-Re: Recovery from cluster wide failure
Stack 2012-11-30, 20:16
On Fri, Nov 30, 2012 at 8:56 AM, Bryan Baugher <[EMAIL PROTECTED]> wrote:
> Unfortunately it does not seem like HTable or HTablePool have any logic to
> tell the HConnectionManager the connection is stale and I don't believe you
> can rely on all of the clients giving back the connection at the same time
> in order to solve this issue.
> So I have a couple questions,
> 1. Since HConnectionImplementation understands if it is being managed or
> not, would it make sense for it to remove itself from the
> HConnectionManager cache when abort(String, Throwable) is called via
> deleteStaleConnection(..)? Notice that the close() method currently does
> something similar.
Sounds right, yes.
> 2. Should HConnectionManager delete connections that are closed/aborted and
> have been passed back to it via the deleteConnection methods?
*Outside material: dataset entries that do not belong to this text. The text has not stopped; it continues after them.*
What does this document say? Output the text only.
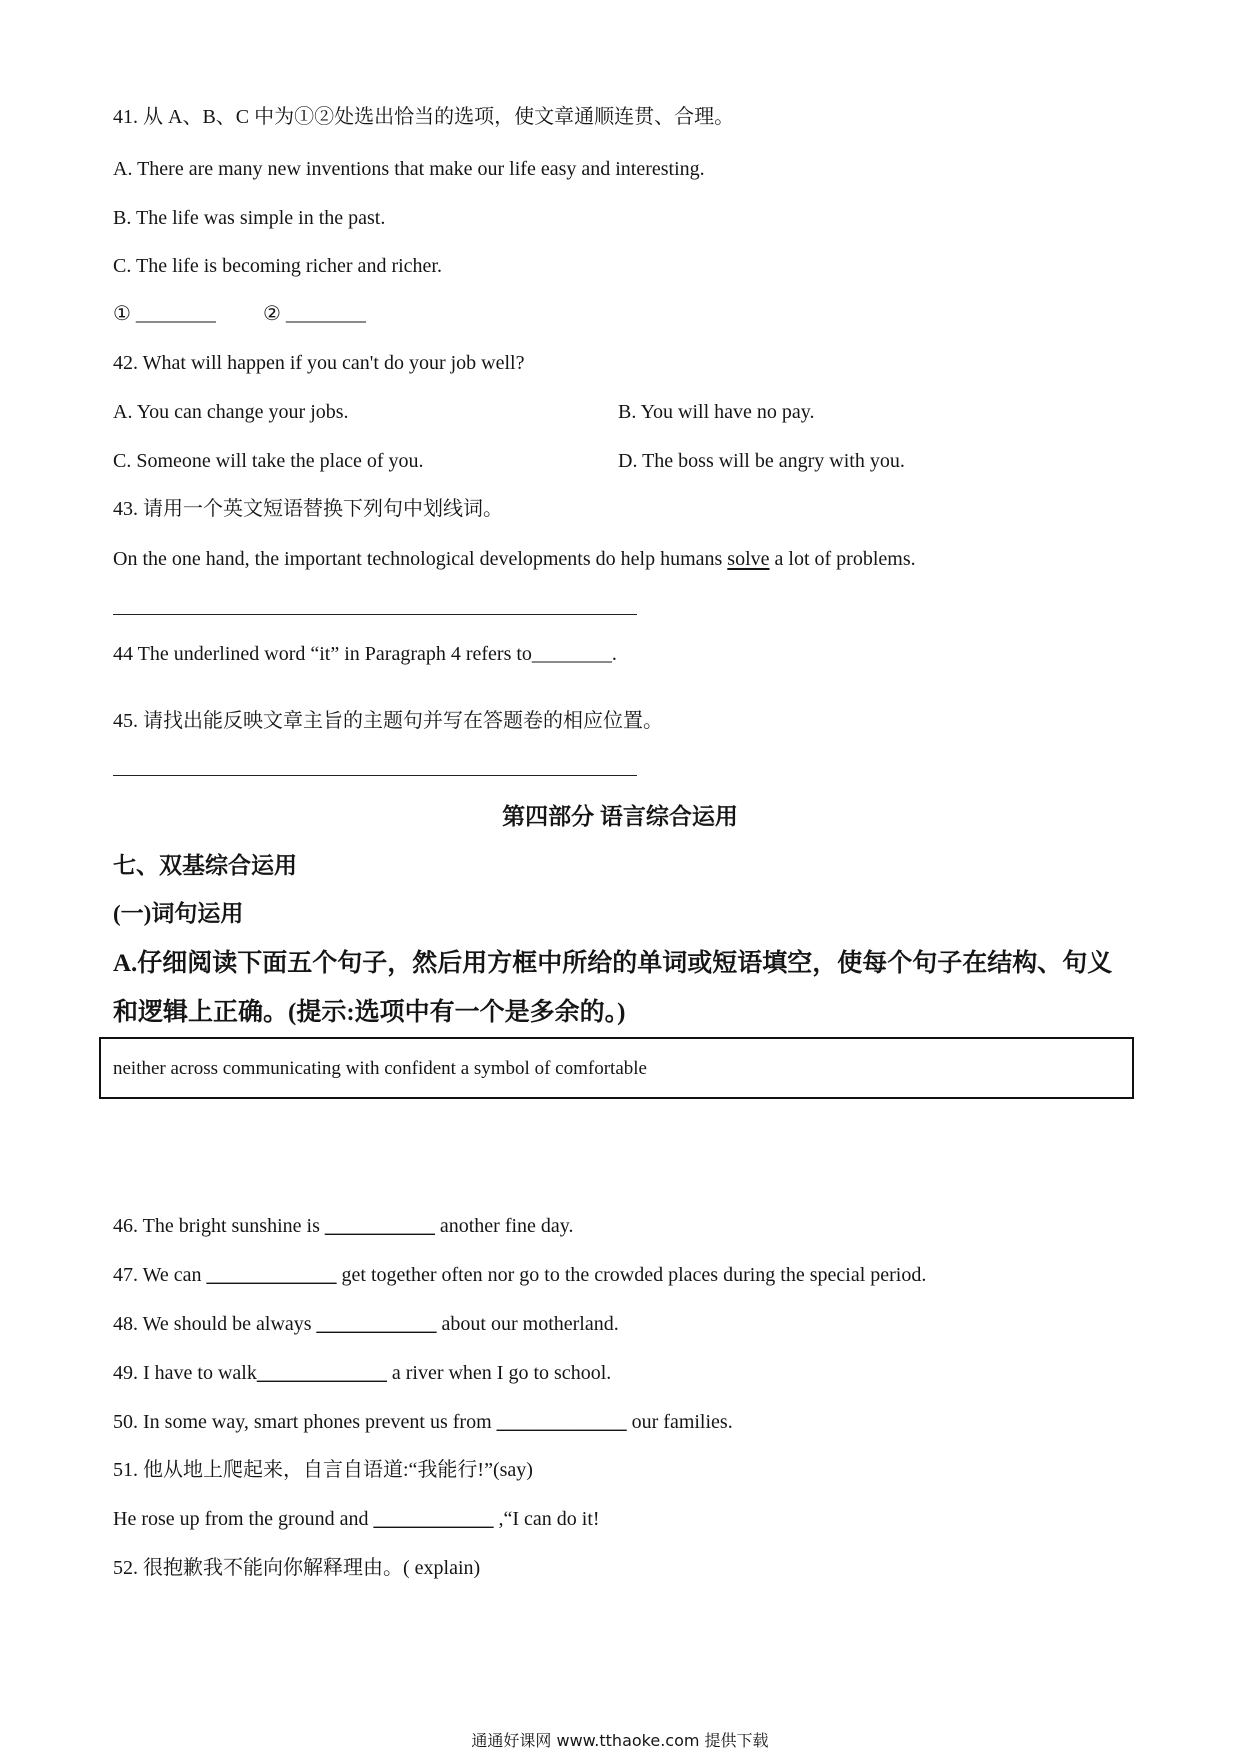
41. 从 A、B、C 中为①②处选出恰当的选项，使文章通顺连贯、合理。
A. There are many new inventions that make our life easy and interesting.
B. The life was simple in the past.
C. The life is becoming richer and richer.
① ________ ② ________
42. What will happen if you can't do your job well?
A. You can change your jobs.	B. You will have no pay.
C. Someone will take the place of you.	D. The boss will be angry with you.
43. 请用一个英文短语替换下列句中划线词。
On the one hand, the important technological developments do help humans solve a lot of problems.
44 The underlined word “it” in Paragraph 4 refers to________.
45. 请找出能反映文章主旨的主题句并写在答题卷的相应位置。
第四部分 语言综合运用
七、双基综合运用
(一)词句运用
A.仔细阅读下面五个句子，然后用方框中所给的单词或短语填空，使每个句子在结构、句义
和逻辑上正确。(提示:选项中有一个是多余的。)
neither across communicating with confident a symbol of comfortable
46. The bright sunshine is ___________ another fine day.
47. We can _____________ get together often nor go to the crowded places during the special period.
48. We should be always ____________ about our motherland.
49. I have to walk_____________ a river when I go to school.
50. In some way, smart phones prevent us from _____________ our families.
51. 他从地上爬起来，自言自语道:“我能行!”(say)
He rose up from the ground and ____________ ,“I can do it!
52. 很抱歉我不能向你解释理由。( explain)
通通好课网 www.tthaoke.com 提供下载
Also sounds like the right thing to do.
> Although I wish I had a junit that could show this, I also believe that a
> HConnectionImplementation can become aborted during construction. We saw
> this happening while the cluster services were down, HConnectionManager
> would retrieve a new HConnection but it would come to us already
> There are a couple other issues with HTablePool and dealing with this
> issue but these behaviors seem like they would need to be addressed first.
>  - https://issues.apache.org/jira/browse/HBASE-6956
What do you think of what Igor pasted into the issue?